Enquanto o Diogo ta escrevendo coisas viajadas profundas (!?), venho aqui escrever sobre algo tão idiota, mas que constantemente passa pela minha cabeça: algumas letras de música, em especial. Sempre tem alguma que (eu) você se identifica mais, ou porque o cara ta contando sua vida, ou porque é simplesmente o Paul Banks fazendo uma declaração de amor, enfim. Aquela música que você toma como sua, que você põe no seu about, as pessoas lembram de você quando ouvem, que seja.

Bem, fico pensando que seria legal se eles (os compositores) generalizassem mais as coisas. (Ow pensamento babaca) Eles podem ter feito a música pra alguém específico, mas não é só esse alguém que vai ouvir e se identificar. E nem sempre fica bom adaptar a música á sua necessidade... Você ama a letra inteira, acha que tem a ver com a fase da sua vida em que você está passando, mas por uma frase ou duas ela já não tem mais nada a ver com você. Ou eu que tô reclamando demais, pra variar.

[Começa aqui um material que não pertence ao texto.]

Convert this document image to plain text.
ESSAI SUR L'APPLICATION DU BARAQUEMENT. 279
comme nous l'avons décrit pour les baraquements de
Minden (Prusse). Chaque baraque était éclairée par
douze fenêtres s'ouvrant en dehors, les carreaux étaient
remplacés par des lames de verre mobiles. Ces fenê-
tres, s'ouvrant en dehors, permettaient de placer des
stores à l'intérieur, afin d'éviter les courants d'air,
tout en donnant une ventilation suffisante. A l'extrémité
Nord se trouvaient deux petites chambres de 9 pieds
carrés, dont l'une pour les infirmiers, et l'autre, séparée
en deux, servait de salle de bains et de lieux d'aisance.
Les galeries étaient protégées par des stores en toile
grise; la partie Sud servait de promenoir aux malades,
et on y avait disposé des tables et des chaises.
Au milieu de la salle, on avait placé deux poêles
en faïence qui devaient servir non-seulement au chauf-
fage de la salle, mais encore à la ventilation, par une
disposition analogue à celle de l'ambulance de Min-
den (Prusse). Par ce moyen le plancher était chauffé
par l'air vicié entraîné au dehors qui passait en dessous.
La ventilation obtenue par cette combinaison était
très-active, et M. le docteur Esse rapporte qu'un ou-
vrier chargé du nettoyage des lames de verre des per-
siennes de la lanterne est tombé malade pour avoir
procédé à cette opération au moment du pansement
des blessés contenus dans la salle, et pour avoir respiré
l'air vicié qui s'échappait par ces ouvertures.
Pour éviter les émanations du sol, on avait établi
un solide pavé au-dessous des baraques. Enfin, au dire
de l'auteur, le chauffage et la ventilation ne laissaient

Tomada pela preguiça de explicar mais, vão alguns exemplos:

"Your hair is so pretty and red, baby baby you're really the best..." (Interpol – Say Hello to The Angels)

Obrigue sua namorada a tingir o cabelo de vermelho só pra aceitar esse depoimento.

"I love your skin oh so white
I love your touch cold as ice" (HIM – Gone with The sin)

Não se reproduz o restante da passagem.